Да нет, конечно же, в забрызганной взбитыми сливками комнате на чердаке сидят двое мальчиков и ждут! Там сидят хорошенько запертые Расмус и Понтус и ждут так, что готовы выпрыгнуть из собственной шкуры, они ждут и, глядя на часы, гадают: «Когда?»
И они не единственные, кто не спит сегодня ночью в этой старой заброшенной усадьбе. Бодрствующий домовой может и не заметить, как что-то шевелится среди теней. Повсюду на страже стоят словно набравшие в рот воды мужчины - один у окна на старом скотном дворе, а один в погребе, где больше нет песика, который лает. Повсюду, во всех темных закоулках стоят молчаливые мужчины, смотрят на часы и гадают: «Когда?»
С каждым тиканьем часов приближается развязка самого ужасного криминального случая во всей истории Вестанвика, это чувствуется, и известно, что она произойдет, только неизвестно - когда.
Жутко сидеть взаперти в комнате на чердаке и ждать двух разъяренных похитителей серебра, даже если совсем рядом с тобой спрятаны в шкафу твой папа и старший полицейский. Жутко сидеть там и видеть, как ночной мрак сгущается за окном, видеть, как углубляются тени в самой комнате, так что в конце концов не различаешь уже ничего, кроме открытого очага, белеющего в темноте, жутко слышать ужасающее тиканье часов, жутко знать, что, быть может, именно сейчас, именно в эту минуту, когда часы произносят «Тик», антиквар по прозвищу «Акула» нажимает ногой на педаль, дает газ, катит обратно в Вестанвик, и что именно сейчас они поднимаются по лестнице на чердак, злые, как пауки… ой, ой!

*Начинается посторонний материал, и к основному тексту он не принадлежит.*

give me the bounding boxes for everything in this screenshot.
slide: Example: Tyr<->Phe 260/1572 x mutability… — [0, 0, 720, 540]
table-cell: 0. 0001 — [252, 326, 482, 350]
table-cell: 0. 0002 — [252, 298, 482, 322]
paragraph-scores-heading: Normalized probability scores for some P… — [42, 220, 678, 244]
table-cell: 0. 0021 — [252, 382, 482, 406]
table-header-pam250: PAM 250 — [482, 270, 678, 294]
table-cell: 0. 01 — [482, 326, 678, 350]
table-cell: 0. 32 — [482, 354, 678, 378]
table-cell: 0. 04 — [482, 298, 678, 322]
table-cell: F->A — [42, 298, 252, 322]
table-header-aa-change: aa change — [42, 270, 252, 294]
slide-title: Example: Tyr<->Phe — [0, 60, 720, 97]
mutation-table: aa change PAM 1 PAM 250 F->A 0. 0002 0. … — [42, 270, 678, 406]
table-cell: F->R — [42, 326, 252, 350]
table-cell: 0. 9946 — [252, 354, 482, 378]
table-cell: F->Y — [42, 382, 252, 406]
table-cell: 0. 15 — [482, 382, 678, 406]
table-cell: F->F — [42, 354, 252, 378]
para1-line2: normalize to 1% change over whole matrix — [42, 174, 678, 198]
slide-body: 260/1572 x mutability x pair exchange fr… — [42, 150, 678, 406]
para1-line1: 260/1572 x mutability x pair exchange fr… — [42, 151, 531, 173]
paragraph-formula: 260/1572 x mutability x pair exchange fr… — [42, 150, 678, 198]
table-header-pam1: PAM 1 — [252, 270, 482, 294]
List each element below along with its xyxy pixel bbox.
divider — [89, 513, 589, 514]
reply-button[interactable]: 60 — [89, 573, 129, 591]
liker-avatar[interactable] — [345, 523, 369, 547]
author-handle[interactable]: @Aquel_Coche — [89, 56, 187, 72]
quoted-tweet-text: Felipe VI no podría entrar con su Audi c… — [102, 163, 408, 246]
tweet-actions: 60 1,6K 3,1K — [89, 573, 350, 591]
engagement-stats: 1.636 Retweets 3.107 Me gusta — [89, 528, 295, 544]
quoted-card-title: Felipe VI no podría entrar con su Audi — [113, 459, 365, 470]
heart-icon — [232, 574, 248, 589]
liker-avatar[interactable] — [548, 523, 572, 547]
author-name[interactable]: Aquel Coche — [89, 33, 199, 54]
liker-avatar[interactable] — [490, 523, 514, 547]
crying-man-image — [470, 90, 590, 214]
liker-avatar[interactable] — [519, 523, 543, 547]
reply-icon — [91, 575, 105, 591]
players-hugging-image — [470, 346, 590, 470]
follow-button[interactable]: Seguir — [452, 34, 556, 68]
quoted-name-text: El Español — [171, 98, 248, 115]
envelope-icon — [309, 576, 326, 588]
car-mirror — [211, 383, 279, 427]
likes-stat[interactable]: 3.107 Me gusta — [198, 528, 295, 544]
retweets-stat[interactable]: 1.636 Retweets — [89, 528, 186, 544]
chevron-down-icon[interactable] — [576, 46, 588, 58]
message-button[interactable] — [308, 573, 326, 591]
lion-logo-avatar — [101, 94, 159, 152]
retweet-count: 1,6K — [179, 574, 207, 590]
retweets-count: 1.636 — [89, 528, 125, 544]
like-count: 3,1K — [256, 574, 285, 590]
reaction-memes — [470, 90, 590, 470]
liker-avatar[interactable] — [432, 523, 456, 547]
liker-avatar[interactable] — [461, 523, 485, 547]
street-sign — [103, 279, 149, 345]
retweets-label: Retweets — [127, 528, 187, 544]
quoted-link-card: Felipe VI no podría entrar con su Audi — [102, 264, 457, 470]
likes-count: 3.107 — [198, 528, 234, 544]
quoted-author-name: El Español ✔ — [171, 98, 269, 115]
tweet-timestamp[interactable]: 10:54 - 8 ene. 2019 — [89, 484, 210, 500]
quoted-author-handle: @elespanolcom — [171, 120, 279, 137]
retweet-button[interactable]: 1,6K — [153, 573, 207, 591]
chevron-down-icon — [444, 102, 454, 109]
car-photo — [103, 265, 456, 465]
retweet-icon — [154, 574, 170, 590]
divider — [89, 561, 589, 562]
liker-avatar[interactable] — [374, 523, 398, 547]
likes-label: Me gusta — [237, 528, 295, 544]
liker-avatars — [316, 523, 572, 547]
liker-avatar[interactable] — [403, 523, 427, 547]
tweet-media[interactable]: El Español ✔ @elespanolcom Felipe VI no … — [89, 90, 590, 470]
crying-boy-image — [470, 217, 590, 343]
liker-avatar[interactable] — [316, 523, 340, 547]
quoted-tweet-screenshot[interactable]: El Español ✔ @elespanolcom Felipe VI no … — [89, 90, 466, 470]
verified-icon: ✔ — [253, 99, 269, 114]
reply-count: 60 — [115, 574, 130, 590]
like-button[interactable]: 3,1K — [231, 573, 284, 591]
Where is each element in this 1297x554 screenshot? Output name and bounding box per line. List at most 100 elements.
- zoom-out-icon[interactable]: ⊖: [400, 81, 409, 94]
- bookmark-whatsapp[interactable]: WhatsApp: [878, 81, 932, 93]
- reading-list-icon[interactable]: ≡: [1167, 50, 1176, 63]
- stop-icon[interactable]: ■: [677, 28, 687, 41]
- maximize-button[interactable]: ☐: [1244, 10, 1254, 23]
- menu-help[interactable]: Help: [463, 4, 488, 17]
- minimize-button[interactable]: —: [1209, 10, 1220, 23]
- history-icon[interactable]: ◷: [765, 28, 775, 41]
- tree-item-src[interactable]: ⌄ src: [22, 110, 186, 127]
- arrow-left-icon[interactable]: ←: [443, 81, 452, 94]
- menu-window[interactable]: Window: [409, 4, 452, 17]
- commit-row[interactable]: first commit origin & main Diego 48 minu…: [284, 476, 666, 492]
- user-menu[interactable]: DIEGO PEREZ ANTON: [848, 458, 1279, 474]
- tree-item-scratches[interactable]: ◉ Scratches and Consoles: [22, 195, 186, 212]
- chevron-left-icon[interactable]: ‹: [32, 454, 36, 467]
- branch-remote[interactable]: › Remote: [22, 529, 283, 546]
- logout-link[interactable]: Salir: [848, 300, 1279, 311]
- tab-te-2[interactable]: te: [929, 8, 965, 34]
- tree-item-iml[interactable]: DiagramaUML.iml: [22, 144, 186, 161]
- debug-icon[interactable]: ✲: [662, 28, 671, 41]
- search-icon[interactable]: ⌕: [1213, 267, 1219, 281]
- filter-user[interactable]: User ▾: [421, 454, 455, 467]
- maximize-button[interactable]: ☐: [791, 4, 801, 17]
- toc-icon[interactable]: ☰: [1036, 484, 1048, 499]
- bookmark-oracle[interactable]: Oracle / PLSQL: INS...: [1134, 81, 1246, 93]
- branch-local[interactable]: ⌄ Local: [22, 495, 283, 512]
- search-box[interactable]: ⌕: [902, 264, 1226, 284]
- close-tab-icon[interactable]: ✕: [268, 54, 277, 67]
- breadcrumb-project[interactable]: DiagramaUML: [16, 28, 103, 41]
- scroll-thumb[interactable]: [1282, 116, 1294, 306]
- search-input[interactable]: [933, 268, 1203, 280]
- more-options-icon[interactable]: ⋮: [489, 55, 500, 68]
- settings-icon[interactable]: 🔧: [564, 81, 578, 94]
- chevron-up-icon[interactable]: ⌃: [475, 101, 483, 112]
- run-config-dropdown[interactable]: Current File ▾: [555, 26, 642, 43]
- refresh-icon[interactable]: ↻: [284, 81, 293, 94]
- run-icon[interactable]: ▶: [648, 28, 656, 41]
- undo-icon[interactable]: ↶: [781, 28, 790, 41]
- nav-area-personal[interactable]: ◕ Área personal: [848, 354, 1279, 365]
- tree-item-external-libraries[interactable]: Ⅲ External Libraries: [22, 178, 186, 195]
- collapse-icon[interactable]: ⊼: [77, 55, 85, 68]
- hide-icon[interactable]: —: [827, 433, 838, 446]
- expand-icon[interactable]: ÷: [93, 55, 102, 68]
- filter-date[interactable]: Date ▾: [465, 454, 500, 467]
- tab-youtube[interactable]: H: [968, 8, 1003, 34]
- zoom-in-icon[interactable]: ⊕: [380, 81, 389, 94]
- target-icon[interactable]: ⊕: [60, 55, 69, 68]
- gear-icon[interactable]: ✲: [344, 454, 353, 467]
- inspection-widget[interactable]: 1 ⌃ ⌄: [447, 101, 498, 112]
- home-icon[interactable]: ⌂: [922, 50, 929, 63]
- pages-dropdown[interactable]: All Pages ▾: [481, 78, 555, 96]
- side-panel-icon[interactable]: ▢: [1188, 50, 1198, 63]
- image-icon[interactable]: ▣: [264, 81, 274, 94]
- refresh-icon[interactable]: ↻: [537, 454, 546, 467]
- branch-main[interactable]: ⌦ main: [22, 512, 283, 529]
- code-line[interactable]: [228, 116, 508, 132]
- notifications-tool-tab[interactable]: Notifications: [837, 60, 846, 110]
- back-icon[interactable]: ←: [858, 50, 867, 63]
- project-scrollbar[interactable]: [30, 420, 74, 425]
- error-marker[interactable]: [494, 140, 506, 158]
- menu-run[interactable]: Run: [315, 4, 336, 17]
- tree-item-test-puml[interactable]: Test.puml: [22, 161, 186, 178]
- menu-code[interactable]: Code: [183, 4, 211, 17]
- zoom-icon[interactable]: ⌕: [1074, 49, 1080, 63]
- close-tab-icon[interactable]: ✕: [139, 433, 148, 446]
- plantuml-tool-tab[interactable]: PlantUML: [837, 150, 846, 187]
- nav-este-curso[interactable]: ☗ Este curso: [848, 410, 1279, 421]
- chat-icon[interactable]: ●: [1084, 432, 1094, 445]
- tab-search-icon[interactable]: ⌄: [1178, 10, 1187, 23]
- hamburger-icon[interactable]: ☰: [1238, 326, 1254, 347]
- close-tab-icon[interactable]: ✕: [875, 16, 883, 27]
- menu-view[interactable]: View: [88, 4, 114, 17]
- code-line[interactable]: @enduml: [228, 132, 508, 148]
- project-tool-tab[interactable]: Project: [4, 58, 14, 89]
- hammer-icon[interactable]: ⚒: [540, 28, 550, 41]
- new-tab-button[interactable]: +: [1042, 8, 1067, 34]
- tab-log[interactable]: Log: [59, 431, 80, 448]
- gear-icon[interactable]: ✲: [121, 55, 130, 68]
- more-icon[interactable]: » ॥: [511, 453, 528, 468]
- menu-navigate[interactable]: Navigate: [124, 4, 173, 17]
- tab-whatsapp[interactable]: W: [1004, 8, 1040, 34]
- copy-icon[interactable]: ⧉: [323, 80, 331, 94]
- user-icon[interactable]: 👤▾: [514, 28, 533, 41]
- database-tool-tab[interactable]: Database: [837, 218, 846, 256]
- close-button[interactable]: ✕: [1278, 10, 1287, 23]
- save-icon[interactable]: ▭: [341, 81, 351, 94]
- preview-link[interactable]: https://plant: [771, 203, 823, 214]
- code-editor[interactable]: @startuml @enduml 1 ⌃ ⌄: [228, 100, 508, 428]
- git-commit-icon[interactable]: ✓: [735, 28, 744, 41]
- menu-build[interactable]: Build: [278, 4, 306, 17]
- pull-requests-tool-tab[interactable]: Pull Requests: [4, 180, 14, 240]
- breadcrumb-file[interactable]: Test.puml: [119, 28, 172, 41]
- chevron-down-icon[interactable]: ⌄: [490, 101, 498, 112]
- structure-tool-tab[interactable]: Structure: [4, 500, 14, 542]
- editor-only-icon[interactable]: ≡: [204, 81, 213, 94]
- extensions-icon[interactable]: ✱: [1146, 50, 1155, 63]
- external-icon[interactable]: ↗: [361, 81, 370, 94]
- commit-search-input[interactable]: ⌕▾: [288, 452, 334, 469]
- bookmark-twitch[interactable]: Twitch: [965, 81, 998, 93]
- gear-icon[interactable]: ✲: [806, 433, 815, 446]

– Понтус, ты ничего не слышал?
– испуганно прошептал Расмус.
Нет, Понтус слышал только, как старший полицейский шепчет что-то за полуоткрытой дверцей шкафа, больше ничего.
– Начинаю думать, что я - как Эрнст, - сказал Расмус.
– У меня слабые нервы, и я на самом деле думаю, что здесь просто жутко!
И все-таки он сам предложил сидеть здесь. Это было, когда дядя старший полицейский начал говорить о том, как тяжело будет «связать этих воров с этим преступлением».
Бедный СП, он рвал на себе волосы, когда до него наконец дошло то, что пытался рассказать Расмус.
– Вы вдвоем были у фон Ренкенов в четверг ночью - ты не бредишь? Вы оба спрятали серебро в погребе у Понтуса? Боже ты мой! Я ведь буду вынужден арестовать вас!
И тогда он объяснил им, что означает «связать кого-то с совершенным преступлением». Как выяснилось из рассказа Расмуса, Альфредо и Эрнст бежали с мешком металлолома, а за это арестовывать нельзя. И они не оставили на месте преступления никаких отпечатков пальцев и других разоблачительных улик. Если теперь на них объявят розыск и их схватят, то они ото всего отопрутся, и кто тогда докажет, что именно они похитили серебро? Во всяком случае, не Расмус и Понтус, которые сами держат у себя краденое.